For 2025, total capital spending excluding non‑budgeted acquisitions came in at $1.0 billion, including $174 million devoted to the ground game. In Q4, CapEx excluding non‑budgeted deals totaled $270 million, with about 44% directed to the Permian, 26% to the Williston, 8% to the Uinta and 22% to Appalachia, and roughly $193 million going to organic development projects.

Dividend Resilience and Hedging Support

Management underscored that the dividend is designed to be sustainable even in a significantly weaker commodity backdrop, pointing to modest EBITDA growth despite lower prices. Adjusted EBITDA rose about 1% year over year even as average oil prices fell around 14% in 2025, a performance credited largely to effective hedging and disciplined capital allocation.

Non‑Cash Impairments Cloud GAAP Results

On the downside, reported GAAP earnings were heavily impacted by $703 million of non‑cash impairments recorded over 2025, including $270 million in Q4 alone. These write‑downs were tied to the full‑cost ceiling test and lower average oil prices, underlining how accounting rules can obscure underlying cash performance even when operations remain solid.

Weaker Realizations and Wider Differentials

Commodity realizations deteriorated, with oil differentials widening to $5.05 per barrel in Q4 from $3.89 in Q3 and averaging $5.53 for the year. Natural gas pricing was particularly pressured as realizations fell to 58% of benchmark in Q4 and averaged 79% for the year, down from 93% in 2024, driven by Waha weakness, softer NGL prices and unfavorable regional dynamics.

Oil Volumes Slip and Activity Visibility Declines

While total production grew, Q4 oil volumes of 75,000 barrels per day were up 3% sequentially but down 5% versus the prior year, reflecting mix and timing effects. Management flagged high uncertainty for 2026, citing deferred completions, operator curtailments and 13 net wells elected but not yet spud, which together introduce a wide range of possible activity outcomes.

Higher Maintenance Burden Lifts LOE

Despite efficiency gains late in the year, full‑year lease operating expense rose modestly to $9.61 per BOE, up 2% from 2024. The company attributed the increase to higher workover and maintenance costs associated with supporting growing volumes, highlighting that sustaining production across a broader asset base carries an incremental cost burden.

Share Price Pressure and Multiple Compression

Management acknowledged that shareholders did not fully benefit from the operational progress, as total equity returns were negative in 2025. The stock has suffered from multiple compression amid declining oil prices and broader market skepticism toward the sector, even as Northern improved its asset base, scale and cash generation capability.

Wide‑Range 2026 Guidance Signals Flexibility

For 2026, Northern issued a two‑case framework with low‑ and high‑activity scenarios covering production, operating costs and capital spending and assuming roughly 70 to 90 net wells.
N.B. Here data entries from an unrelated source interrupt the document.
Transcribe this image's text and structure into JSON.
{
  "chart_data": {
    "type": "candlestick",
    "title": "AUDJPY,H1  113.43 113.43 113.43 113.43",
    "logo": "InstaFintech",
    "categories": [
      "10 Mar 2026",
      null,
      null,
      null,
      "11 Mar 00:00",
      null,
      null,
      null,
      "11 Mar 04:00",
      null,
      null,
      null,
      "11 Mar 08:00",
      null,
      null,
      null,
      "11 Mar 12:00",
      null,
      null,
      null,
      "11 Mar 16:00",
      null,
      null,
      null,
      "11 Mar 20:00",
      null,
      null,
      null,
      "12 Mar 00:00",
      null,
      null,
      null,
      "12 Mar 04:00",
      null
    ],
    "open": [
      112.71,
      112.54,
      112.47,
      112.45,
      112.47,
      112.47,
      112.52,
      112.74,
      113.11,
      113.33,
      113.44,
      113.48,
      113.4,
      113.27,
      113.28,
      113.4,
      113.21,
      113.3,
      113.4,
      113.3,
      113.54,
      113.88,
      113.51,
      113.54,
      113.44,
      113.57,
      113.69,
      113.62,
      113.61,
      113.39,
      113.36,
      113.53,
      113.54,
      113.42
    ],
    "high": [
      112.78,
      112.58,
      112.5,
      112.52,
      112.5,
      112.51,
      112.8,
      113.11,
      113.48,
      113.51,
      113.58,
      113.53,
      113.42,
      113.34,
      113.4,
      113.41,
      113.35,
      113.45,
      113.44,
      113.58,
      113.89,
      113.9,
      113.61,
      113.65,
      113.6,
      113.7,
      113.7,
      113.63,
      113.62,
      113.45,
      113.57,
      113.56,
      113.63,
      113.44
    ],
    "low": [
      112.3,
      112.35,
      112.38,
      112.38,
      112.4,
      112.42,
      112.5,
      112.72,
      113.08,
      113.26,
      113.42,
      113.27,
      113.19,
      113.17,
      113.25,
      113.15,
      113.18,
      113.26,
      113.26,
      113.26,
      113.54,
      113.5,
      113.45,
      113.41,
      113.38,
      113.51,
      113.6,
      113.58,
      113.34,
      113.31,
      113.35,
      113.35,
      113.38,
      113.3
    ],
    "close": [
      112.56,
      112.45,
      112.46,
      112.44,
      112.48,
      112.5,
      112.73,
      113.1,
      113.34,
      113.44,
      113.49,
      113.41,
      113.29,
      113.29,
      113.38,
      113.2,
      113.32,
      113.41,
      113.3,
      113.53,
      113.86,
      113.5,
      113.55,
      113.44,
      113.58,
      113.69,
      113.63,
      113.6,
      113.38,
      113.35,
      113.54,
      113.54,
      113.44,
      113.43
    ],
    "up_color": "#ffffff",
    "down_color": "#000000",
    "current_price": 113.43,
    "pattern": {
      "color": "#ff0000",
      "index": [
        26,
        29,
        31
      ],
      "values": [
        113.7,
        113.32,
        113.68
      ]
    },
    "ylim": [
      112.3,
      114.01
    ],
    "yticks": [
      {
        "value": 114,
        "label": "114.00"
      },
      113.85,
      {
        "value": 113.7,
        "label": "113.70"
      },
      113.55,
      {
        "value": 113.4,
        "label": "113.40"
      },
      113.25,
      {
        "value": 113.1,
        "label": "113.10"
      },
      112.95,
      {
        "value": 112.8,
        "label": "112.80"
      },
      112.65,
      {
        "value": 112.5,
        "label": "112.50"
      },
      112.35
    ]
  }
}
The program is anchored by about 45.6 net wells in process and 13 net wells elected but not yet spud, with a basin mix of around 40% Permian, 25% Appalachia, 25% Williston and 10% Uinta and well costs trending lower with 13,000‑foot laterals.
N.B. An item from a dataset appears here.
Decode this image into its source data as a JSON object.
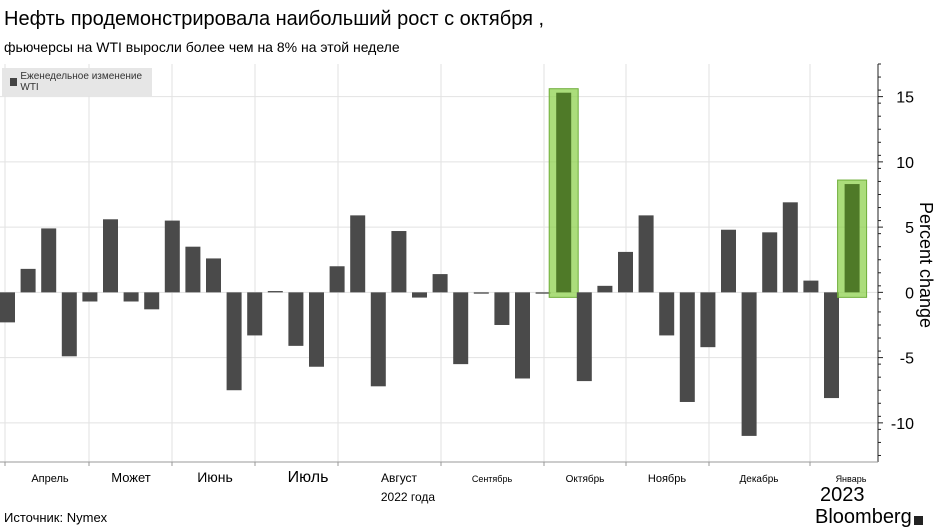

Forward‑Looking Outlook and Capital Optionality

Guidance suggests spending will be front‑loaded, with roughly 60% of CapEx in the first half while well activity remains roughly even, and Q1 typically slower before a Q2 ramp. In the low‑activity case, Northern expects lower oil volumes but materially reduced spending and significantly higher free cash flow at current strip, while the high‑activity case assumes fewer curtailments, more turn‑in‑lines and roughly a $100 to $150 million spending delta, with strong sensitivity to oil prices and ample liquidity to pursue either path.

Northern Oil and Gas exits the year as a larger, more diversified and better‑funded non‑operator, yet one still exposed to commodity swings and operator timing. Investors are being asked to look past non‑cash impairments and near‑term pricing headwinds toward a flexible 2026 plan backed by strong liquidity, visible inventory and a dividend policy built to endure the downcycle and capture upside when conditions improve.